Luís Neto Galvão, sócio da SRS Advogados, advogado também especializado em tecnologias e privacidade, concorda e faz outra comparação, com o polémico caso dos metadados. Explica que o direito à privacidade não é absoluto e que por isso “pode ser limitado, o que é possível à luz da nossa Constituição e à luz da Carta dos Direitos Fundamentais Europeia”. No fundo, acrescenta, “o que a Comissão Europeia quer fazer é criar um regime de exceção relativamente a uma lei que protege a privacidade. Estamos a comprimir um direito fundamental para salvaguardar outros direitos e garantir maior eficácia no combate ao abuso de menores”.

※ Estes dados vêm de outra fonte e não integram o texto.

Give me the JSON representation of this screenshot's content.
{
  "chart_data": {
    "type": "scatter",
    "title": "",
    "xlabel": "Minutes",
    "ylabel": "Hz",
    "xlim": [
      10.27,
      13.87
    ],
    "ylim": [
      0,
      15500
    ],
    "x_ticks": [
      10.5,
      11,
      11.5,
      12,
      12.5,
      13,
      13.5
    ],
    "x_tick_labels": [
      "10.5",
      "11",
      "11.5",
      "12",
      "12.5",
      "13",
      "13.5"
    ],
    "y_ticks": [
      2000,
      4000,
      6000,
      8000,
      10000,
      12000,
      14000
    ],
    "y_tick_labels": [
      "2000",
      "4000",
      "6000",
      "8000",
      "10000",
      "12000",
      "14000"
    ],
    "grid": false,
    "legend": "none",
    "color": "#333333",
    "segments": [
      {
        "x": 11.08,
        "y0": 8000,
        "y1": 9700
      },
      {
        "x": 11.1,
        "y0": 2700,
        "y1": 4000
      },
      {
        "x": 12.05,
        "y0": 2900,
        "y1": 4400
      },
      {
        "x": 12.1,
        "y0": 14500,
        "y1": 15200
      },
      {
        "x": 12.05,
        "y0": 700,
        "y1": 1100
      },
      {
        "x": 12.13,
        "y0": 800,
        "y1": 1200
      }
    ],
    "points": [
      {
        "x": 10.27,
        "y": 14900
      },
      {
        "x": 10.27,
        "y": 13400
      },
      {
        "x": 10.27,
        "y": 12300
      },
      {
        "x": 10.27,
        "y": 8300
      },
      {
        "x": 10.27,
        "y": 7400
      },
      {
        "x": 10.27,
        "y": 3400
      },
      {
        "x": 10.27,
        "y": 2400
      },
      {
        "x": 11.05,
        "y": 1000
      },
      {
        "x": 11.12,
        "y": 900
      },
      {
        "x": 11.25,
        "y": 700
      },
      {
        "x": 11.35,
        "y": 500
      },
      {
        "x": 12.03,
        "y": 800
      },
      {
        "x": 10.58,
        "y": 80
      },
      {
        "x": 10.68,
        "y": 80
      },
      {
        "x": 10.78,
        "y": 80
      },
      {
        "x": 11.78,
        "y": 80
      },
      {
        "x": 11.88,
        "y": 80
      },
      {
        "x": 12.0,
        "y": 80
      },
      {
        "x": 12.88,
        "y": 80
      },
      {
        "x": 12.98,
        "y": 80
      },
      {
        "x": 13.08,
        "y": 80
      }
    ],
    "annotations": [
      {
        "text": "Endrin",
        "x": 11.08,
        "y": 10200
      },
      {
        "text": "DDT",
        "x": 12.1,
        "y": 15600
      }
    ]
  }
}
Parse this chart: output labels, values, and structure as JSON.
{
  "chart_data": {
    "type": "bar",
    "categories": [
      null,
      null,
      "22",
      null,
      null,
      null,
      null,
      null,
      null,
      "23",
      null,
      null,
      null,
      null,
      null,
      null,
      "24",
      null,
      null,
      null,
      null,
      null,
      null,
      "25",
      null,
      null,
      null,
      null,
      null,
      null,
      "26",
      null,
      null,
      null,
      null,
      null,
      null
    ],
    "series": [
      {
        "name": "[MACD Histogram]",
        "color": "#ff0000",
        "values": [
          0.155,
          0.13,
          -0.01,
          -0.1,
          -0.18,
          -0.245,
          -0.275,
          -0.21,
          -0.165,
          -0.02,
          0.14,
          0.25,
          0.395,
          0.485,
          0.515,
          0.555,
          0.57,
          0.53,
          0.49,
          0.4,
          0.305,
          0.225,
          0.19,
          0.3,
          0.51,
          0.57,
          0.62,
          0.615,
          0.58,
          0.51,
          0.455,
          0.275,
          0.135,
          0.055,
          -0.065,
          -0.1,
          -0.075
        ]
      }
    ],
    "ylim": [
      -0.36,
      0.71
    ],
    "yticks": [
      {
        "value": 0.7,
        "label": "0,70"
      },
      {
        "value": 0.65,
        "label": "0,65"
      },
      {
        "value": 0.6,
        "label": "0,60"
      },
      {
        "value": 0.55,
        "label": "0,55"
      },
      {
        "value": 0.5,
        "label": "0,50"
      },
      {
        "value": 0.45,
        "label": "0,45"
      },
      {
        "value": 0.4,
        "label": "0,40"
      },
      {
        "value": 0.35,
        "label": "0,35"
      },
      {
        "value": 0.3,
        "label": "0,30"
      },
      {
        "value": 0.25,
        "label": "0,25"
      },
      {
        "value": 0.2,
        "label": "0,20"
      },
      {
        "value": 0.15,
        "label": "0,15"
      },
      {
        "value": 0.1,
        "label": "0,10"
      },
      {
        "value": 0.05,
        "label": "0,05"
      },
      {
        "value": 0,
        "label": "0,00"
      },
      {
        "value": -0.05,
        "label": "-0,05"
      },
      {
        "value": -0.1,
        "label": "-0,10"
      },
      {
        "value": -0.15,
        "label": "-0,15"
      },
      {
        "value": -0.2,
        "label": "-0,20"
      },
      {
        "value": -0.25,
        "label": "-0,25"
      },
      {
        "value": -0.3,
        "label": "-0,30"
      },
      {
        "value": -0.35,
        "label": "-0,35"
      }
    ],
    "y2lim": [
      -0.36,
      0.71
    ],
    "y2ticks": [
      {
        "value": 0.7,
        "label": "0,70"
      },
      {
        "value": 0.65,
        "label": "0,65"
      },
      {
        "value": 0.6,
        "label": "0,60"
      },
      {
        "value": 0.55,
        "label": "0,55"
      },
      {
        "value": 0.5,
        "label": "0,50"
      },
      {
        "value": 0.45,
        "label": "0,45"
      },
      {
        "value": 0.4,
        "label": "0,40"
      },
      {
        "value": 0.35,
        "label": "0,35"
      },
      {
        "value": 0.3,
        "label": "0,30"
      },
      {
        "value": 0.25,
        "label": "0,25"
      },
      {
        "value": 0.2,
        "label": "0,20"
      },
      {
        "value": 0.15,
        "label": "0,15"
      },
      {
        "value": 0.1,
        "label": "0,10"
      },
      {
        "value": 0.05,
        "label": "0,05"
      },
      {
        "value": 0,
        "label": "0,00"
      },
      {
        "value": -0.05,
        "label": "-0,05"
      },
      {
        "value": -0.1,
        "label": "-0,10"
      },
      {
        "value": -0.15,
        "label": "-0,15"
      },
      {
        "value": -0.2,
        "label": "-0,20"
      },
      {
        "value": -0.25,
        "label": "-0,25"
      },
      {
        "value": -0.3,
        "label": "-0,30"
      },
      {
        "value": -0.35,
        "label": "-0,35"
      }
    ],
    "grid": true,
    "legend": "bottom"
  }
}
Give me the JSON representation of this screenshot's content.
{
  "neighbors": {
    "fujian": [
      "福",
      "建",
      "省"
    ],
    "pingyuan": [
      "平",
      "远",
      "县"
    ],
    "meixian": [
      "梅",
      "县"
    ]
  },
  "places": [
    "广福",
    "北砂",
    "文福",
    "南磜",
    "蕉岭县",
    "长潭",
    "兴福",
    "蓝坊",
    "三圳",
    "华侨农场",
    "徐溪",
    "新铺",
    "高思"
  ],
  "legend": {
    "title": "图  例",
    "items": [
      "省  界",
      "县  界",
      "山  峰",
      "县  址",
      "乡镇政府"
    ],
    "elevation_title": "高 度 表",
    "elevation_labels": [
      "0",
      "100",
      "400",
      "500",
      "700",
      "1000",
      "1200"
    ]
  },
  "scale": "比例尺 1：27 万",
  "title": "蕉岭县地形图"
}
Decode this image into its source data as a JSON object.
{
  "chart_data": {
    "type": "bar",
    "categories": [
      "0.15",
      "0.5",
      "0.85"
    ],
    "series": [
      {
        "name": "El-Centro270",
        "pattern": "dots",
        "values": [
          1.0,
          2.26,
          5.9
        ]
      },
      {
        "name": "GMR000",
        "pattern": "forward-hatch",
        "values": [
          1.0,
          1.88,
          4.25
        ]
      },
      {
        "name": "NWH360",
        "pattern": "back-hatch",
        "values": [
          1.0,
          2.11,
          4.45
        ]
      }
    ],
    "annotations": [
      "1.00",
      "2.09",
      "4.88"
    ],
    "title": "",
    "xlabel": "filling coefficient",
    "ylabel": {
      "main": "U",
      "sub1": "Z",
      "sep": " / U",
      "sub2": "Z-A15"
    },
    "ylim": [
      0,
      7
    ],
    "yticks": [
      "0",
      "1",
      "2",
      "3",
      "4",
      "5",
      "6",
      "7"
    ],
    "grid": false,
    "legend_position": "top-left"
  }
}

E pegando no caso dos metadados: em caso de aprovação desta proposta, como é que pode ser transposta para o direito português? João Ferreira Pinto indica que não haverá muito a fazer: “Isto é um regulamento comunitário e os regulamentos comunitários não são transpostos para a lei nacional. Eles vigoram na ordem jurídica da União Europeia e por isso os Estados Nacionais só têm de cumprir, até porque vão negociar este regulamento no Conselho Europeu”. Resta agora saber quando. O eurodeputado Patrick Breyer diz que ainda não há datas previstas nem para debate nem para aprovação, mas deixa o aviso: “Da última vez, na lei temporária que está em vigor, tudo foi apressado numa questão de meses. E por isso admito que esta proposta seja decidida até ao final do ano”.

Até lá, o tempo será de reflexão, numa matéria complexa em que mais do que a lei, entra a ética e a moral. Em jogo, nos próximos meses, vai estar um dilema entre a privacidade dos cidadãos europeus ou o aumento da proteção das crianças na era digital.